With the industrial nations only now beginning to recover from the recent worldwide recession, the last thing they are thinking about is more foreign aid. This is true despite the fact that in the last twenty years foreign aid has fallen substantially when measured as a percentage of gross national product. In 1960, seventeen of the largest non-Communist industrial nations gave one-half of 1 percent of their combined GNPs for foreign aid; by 1981, it had fallen to a third of 1 percent. Nations are fed up with seeing their money wasted on ill-conceived, poorly planned, and badly executed projects in the Third World.
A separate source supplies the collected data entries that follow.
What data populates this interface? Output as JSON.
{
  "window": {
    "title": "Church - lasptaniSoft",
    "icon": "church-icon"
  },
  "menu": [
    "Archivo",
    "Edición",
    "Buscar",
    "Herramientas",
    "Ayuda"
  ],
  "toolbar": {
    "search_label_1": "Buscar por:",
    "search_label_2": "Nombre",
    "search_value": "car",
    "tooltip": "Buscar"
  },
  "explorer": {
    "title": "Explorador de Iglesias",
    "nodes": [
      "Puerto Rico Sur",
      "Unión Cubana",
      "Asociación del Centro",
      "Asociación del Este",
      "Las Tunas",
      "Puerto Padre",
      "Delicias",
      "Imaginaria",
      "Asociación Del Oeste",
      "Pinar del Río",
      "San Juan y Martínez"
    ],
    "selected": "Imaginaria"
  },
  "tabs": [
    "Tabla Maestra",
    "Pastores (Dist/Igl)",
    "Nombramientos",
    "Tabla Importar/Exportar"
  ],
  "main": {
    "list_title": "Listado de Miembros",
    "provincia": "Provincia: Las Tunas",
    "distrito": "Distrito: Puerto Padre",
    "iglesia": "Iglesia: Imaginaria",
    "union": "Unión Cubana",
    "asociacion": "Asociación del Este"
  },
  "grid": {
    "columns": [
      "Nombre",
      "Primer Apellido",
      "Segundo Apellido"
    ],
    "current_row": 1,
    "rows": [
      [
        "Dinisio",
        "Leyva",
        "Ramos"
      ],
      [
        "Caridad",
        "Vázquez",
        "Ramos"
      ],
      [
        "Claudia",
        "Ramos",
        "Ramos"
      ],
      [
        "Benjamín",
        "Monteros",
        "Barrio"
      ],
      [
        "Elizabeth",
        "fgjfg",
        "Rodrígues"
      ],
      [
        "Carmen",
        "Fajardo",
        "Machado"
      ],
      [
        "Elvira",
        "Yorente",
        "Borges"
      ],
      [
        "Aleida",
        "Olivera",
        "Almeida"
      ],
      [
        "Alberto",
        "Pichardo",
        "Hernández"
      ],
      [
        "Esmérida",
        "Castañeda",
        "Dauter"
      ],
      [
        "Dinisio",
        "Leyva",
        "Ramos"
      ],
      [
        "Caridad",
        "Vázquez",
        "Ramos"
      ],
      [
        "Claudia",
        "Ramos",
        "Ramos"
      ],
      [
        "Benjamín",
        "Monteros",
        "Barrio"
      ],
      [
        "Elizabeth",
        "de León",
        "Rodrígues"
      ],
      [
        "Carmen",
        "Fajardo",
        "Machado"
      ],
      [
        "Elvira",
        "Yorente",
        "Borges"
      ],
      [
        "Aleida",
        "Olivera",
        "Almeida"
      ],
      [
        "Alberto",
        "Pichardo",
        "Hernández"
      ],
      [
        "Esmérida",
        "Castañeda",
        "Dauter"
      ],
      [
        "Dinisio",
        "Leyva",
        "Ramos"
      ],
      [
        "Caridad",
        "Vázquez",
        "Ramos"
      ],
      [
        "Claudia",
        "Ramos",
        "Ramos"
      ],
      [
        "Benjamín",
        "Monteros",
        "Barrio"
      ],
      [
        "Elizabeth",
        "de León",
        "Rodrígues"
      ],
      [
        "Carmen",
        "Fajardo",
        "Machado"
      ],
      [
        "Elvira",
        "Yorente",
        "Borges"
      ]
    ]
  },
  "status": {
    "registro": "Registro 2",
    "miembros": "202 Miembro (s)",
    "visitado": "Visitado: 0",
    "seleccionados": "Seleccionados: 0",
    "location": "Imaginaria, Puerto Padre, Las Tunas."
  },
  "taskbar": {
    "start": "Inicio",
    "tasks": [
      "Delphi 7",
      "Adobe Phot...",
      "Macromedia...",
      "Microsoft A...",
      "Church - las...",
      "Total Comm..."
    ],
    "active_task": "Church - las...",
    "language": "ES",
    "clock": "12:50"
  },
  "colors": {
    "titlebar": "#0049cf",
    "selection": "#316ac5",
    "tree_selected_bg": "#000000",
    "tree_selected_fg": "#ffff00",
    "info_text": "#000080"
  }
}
They are also discouraged by the lack of progress. For example, during the 1970s, personal income in black Africa, excluding oil-rich Nigeria, actually decreased despite billions of dollars in aid. The fact that Ethiopia's Marxist dictator Men-gistu Haile Mariam spent $110 million on an obscenely lavish anniversary celebration last year while millions of Ethiopians were starving to death has disillusioned even the staunchest supporters of foreign aid programs.

Many abroad and in the United States have understandably concluded that foreign aid is not worth the investment. As far as traditional government-to-government aid is concerned, they are right. Much of it is wasted, especially when it is handed over with no strings attached. Often officials in a developing country are too proud to take advice from foreigners about how to spend the money, while the bureaucrats in the donor countries are too poorly informed or too sensitive to Third World officials' tender egos to offer advice, lay down conditions, or follow up on a grant once it has been made. But just as a bank does no favor to a borrower by making him a bad loan, we do not help a Third World country when we
provide aid that subsidizes socialism, the status quo, corruption, or repression.